In un sito incantevole presso Morbegno mi sedetti sulle sponde del torrente Bitto, e rimasi lungo tempo in contemplazione. All'aspetto di quei monti sormontati da altri monti lontani, più alti e scoscesi, in quella solitudine completa io sentiva la piccolezza dell'uomo, e la coscienza del mio isolamento attristava il mio cuore. Ignoto ai mortali, lontano dalla società e dalle sue agitazioni, un solo filo mi teneva legato alla terra, un filo invisibile che mi univa ad una lontana finestra di Milano ove una fanciulla attendeva il mio ritorno, guardava furtivamente il balcone della mia cameretta deserta, pensava tristamente al mio abbandono, si avvedeva della mia partenza, e nascondeva una lagrima. Quel filo invisibile era però tanto potente da tener legati due pensieri lontani, da far battere all'unisono due cuori separati violentemente da condizioni fatali; alle due estremità di quel filo cadevano due lagrime per uno stesso dolore, prodotto dalla lacerazione di due anime che la natura voleva congiunte, e che la società condannava al distacco. Io non potevo sapere ciò che pensava in quel punto la contessa Savina; eppure avrei messo pegno la vita, che essa pensava a me, come io pensava a lei; la grande distanza non poneva ostacolo alla nostra arcana corrispondenza, io la sentiva con una certezza che non ammetteva dubbio. I presentimenti d'amore non sono che rivelazioni profetiche. E mentre la mia stella mi attirava co' suoi raggi nell'unico angolo dell'universo ove io poteva essere felice, io invece vagava solitario per monti e per valli, in opposta direzione, abbandonando il sicuro, per andare in traccia dell'ignoto!.. Pur troppo, questo è sovente l'umano destino. La mia compagna, quella che la natura mi aveva destinato, mi attendeva invano; io era smarrito in un deserto, solo, poveretto… solo al mondo!..
Questi erano precisamente i miei pensieri quando un lieve calpestio sulle foglie secche cadute dagli alberi mi fece voltare la testa. Un cane nero mi guardava con occhi pietosi dimenando la coda. L'osservai dapprima con diffidenza, poi con simpatia. Egli s'avvide del cambiamento, e mi si avvicinò lentamente, quasi interrogandomi sulle mie intenzioni.

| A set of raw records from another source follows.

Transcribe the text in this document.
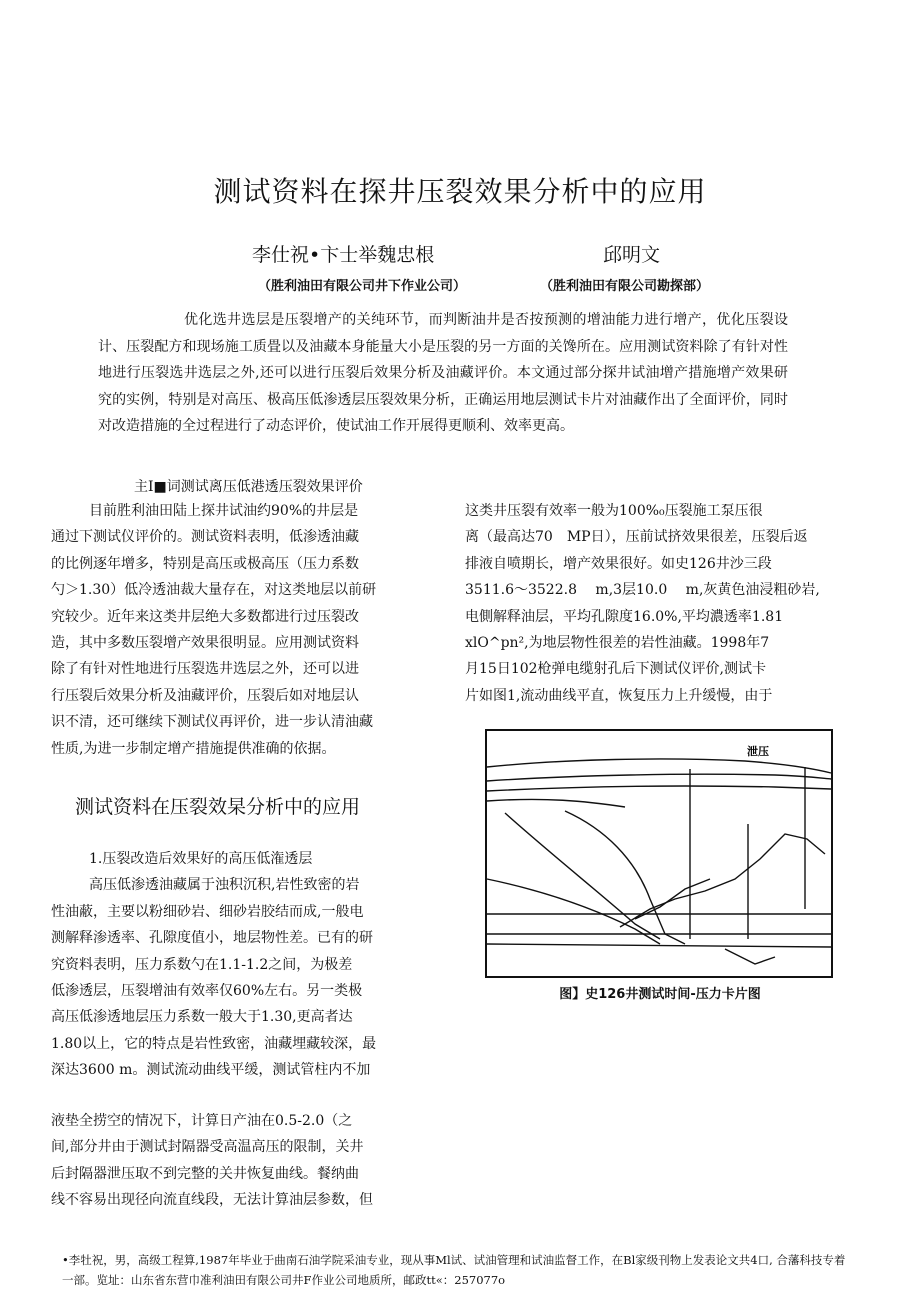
测试资料在探井压裂效果分析中的应用
李仕祝•卞士举魏忠根	邱明文
（胜利油田有限公司井下作业公司）	（胜利油田有限公司勘探部）

优化选井选层是压裂增产的关纯环节，而判断油井是否按预测的增油能力进行增产，优化压裂设计、压裂配方和现场施工质畳以及油藏本身能量大小是压裂的另一方面的关馋所在。应用测试资料除了有针对性地进行压裂选井选层之外,还可以进行压裂后效果分析及油藏评价。本文通过部分探井试油增产措施增产效果研究的实例，特别是对高压、极高压低渗透层压裂效果分析，正确运用地层测试卡片对油藏作出了全面评价，同时对改造措施的全过程进行了动态评价，使试油工作开展得更顺利、效率更高。

主I■词测试离压低港透压裂效果评价

目前胜利油田陆上探井试油约90%的井层是

通过下测试仪评价的。测试资料表明，低渗透油藏

的比例逐年增多，特别是高压或极高压（压力系数

勺＞1.30）低冷透油裁大量存在，对这类地层以前研

究较少。近年来这类井层绝大多数都进行过压裂改

造，其中多数压裂增产效果很明显。应用测试资料

除了有针对性地进行压裂选井选层之外，还可以进

行压裂后效果分析及油藏评价，压裂后如对地层认

识不清，还可继续下测试仪再评价，进一步认清油藏

性质,为进一步制定增产措施提供准确的依据。

测试资料在压裂效杲分析中的应用

1.压裂改造后效果好的高压低潅透层

高压低渗透油藏属于浊积沉积,岩性致密的岩

性油蔽，主要以粉细砂岩、细砂岩胶结而成,一般电

测解释渗透率、孔隙度值小，地层物性差。已有的研

究资料表明，压力系数勺在1.1-1.2之间，为极差

低渗透层，压裂增油有效率仅60%左右。另一类极

高压低渗透地层压力系数一般大于1.30,更高者达

1.80以上，它的特点是岩性致密，油藏埋藏较深，最

深达3600 m。测试流动曲线平缓，测试管柱内不加

液垫全捞空的情况下，计算日产油在0.5-2.0（之

间,部分井由于测试封隔器受高温高压的限制，关井

后封隔器泄压取不到完整的关井恢复曲线。餐纳曲

线不容易出现径向流直线段，无法计算油层参数，但

这类井压裂有效率一般为100%₀压裂施工泵压很

离（最高达70　MP日），压前试挤效果很差，压裂后返

排液自喷期长，增产效果很好。如史126井沙三段

3511.6～3522.8　 m,3层10.0　 m,灰黄色油浸粗砂岩,

电側解释油层，平均孔隙度16.0%,平均濃透率1.81

xlO^pn²,为地层物性很差的岩性油藏。1998年7

月15日102枪弹电缆射孔后下测试仪评价,测试卡

片如图1,流动曲线平直，恢复压力上升缓慢，由于

泄压
图】史126井测试时间-压力卡片图
•李牡祝，男，高级工程算,1987年毕业于曲南石油学院采油专业，现从事Ml试、试油管理和试油监督工作，在Bl家级刊物上发表论文共4口, 合藩科技专着一部。览址：山东省东营巾准利油田有限公司井F作业公司地质所，邮政tt«：257077o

Lo accarezzai, ed egli appoggiando le sue gambe anteriori sui miei ginocchi, allungò il muso e si mise a lambirmi il viso, poi seduto sulle gambe posteriori continuava a guardarmi. Allora pensando che forse il suo padrone lo cercava, m'alzai e ripresi la strada, ed egli mi seguì da vicino. Guardai lontano a diritta ed a sinistra, sui dirupi del monte e sul pendìo della vallata, e non vidi nessuno. Allora, additandogli il cammino verso Colico, gli dissi:
– Va', cerca il padrone, va' via.
Il cane, vedendo che lo minacciavo per farlo partire, si gettò a terra sul dorso, colle gambe in aria, guardandomi con uno sguardo pietoso.

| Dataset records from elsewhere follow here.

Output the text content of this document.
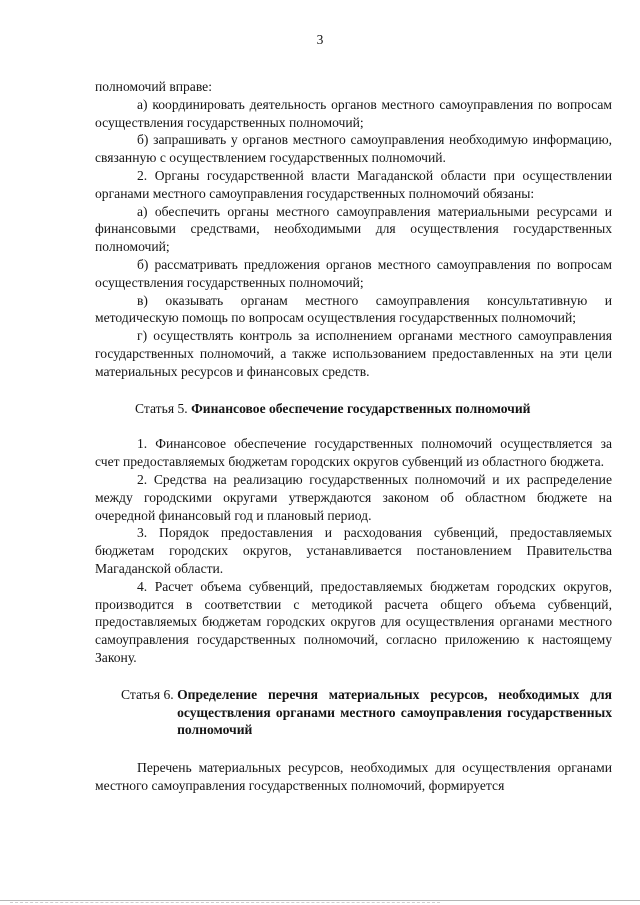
3

полномочий вправе:

а) координировать деятельность органов местного самоуправления по вопросам осуществления государственных полномочий;

б) запрашивать у органов местного самоуправления необходимую информацию, связанную с осуществлением государственных полномочий.

2. Органы государственной власти Магаданской области при осуществлении органами местного самоуправления государственных полномочий обязаны:

а) обеспечить органы местного самоуправления материальными ресурсами и финансовыми средствами, необходимыми для осуществления государственных полномочий;

б) рассматривать предложения органов местного самоуправления по вопросам осуществления государственных полномочий;

в) оказывать органам местного самоуправления консультативную и методическую помощь по вопросам осуществления государственных полномочий;

г) осуществлять контроль за исполнением органами местного самоуправления государственных полномочий, а также использованием предоставленных на эти цели материальных ресурсов и финансовых средств.

Статья 5. Финансовое обеспечение государственных полномочий

1. Финансовое обеспечение государственных полномочий осуществляется за счет предоставляемых бюджетам городских округов субвенций из областного бюджета.

2. Средства на реализацию государственных полномочий и их распределение между городскими округами утверждаются законом об областном бюджете на очередной финансовый год и плановый период.

3. Порядок предоставления и расходования субвенций, предоставляемых бюджетам городских округов, устанавливается постановлением Правительства Магаданской области.

4. Расчет объема субвенций, предоставляемых бюджетам городских округов, производится в соответствии с методикой расчета общего объема субвенций, предоставляемых бюджетам городских округов для осуществления органами местного самоуправления государственных полномочий, согласно приложению к настоящему Закону.

Статья 6. Определение перечня материальных ресурсов, необходимых для осуществления органами местного самоуправления государственных полномочий

Перечень материальных ресурсов, необходимых для осуществления органами местного самоуправления государственных полномочий, формируется
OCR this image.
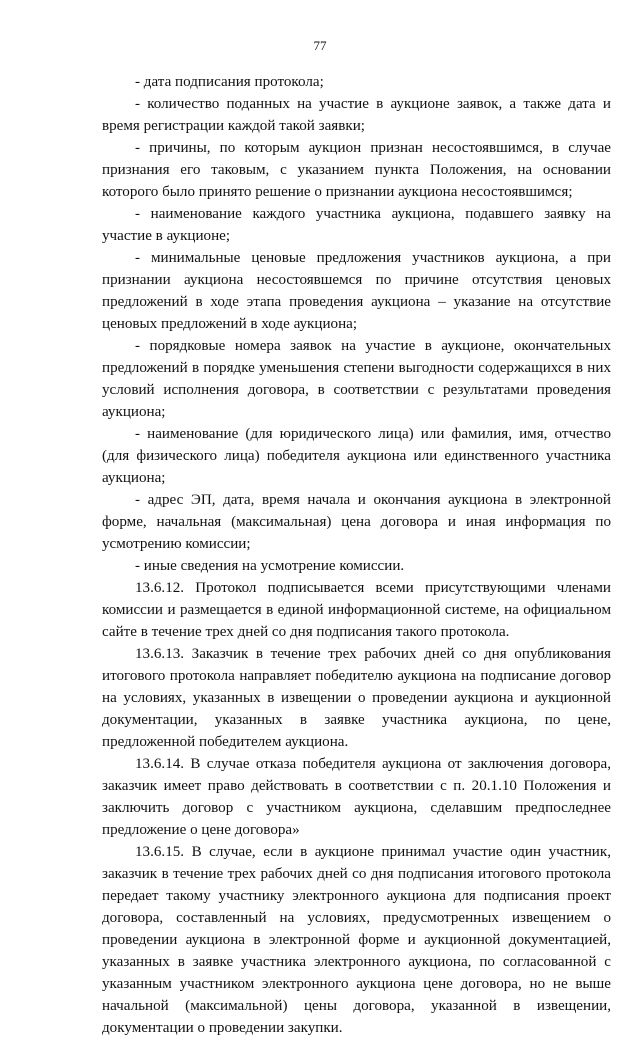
77

- дата подписания протокола;

- количество поданных на участие в аукционе заявок, а также дата и время регистрации каждой такой заявки;

- причины, по которым аукцион признан несостоявшимся, в случае признания его таковым, с указанием пункта Положения, на основании которого было принято решение о признании аукциона несостоявшимся;

- наименование каждого участника аукциона, подавшего заявку на участие в аукционе;

- минимальные ценовые предложения участников аукциона, а при признании аукциона несостоявшемся по причине отсутствия ценовых предложений в ходе этапа проведения аукциона – указание на отсутствие ценовых предложений в ходе аукциона;

- порядковые номера заявок на участие в аукционе, окончательных предложений в порядке уменьшения степени выгодности содержащихся в них условий исполнения договора, в соответствии с результатами проведения аукциона;

- наименование (для юридического лица) или фамилия, имя, отчество (для физического лица) победителя аукциона или единственного участника аукциона;

- адрес ЭП, дата, время начала и окончания аукциона в электронной форме, начальная (максимальная) цена договора и иная информация по усмотрению комиссии;

- иные сведения на усмотрение комиссии.

13.6.12. Протокол подписывается всеми присутствующими членами комиссии и размещается в единой информационной системе, на официальном сайте в течение трех дней со дня подписания такого протокола.

13.6.13. Заказчик в течение трех рабочих дней со дня опубликования итогового протокола направляет победителю аукциона на подписание договор на условиях, указанных в извещении о проведении аукциона и аукционной документации, указанных в заявке участника аукциона, по цене, предложенной победителем аукциона.

13.6.14. В случае отказа победителя аукциона от заключения договора, заказчик имеет право действовать в соответствии с п. 20.1.10 Положения и заключить договор с участником аукциона, сделавшим предпоследнее предложение о цене договора»

13.6.15. В случае, если в аукционе принимал участие один участник, заказчик в течение трех рабочих дней со дня подписания итогового протокола передает такому участнику электронного аукциона для подписания проект договора, составленный на условиях, предусмотренных извещением о проведении аукциона в электронной форме и аукционной документацией, указанных в заявке участника электронного аукциона, по согласованной с указанным участником электронного аукциона цене договора, но не выше начальной (максимальной) цены договора, указанной в извещении, документации о проведении закупки.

Dunque, dissi fra me, se non vuole andare verso Colico, è segno che il suo padrone ha preso la direzione di Sondrio; dovendo io fare la stessa strada, lo troveremo; e ripresi il viaggio. Il cane mi seguiva tranquillamente. Ad una svolta della via m'incontrai in uno stradino che acciottolava la strada e gli chiesi:
– Conoscete questo cane?
Egli lo guardò con indifferenza e mi rispose:
– Non l'ho mai veduto.
Allora mi decisi di abbandonarlo sulla via per non distrarlo dalla ricerca del suo padrone, e presi un sentiero che salendo in fianco alla strada s'inerpicava sulla montagna; ma egli mi seguì tranquillamente; mi arrestai a contemplarlo, e pensai: esso è solo al mondo, povero cane, e il suo istinto lo spinge a trovarsi un compagno. Era più brutto che bello, ma aveva due occhi umani pieni di bontà, e guardandomi con tenerezza pareva mi dicesse:
– Siamo soli tutti e due, non mi abbandonate, possiamo vivere in compagnia.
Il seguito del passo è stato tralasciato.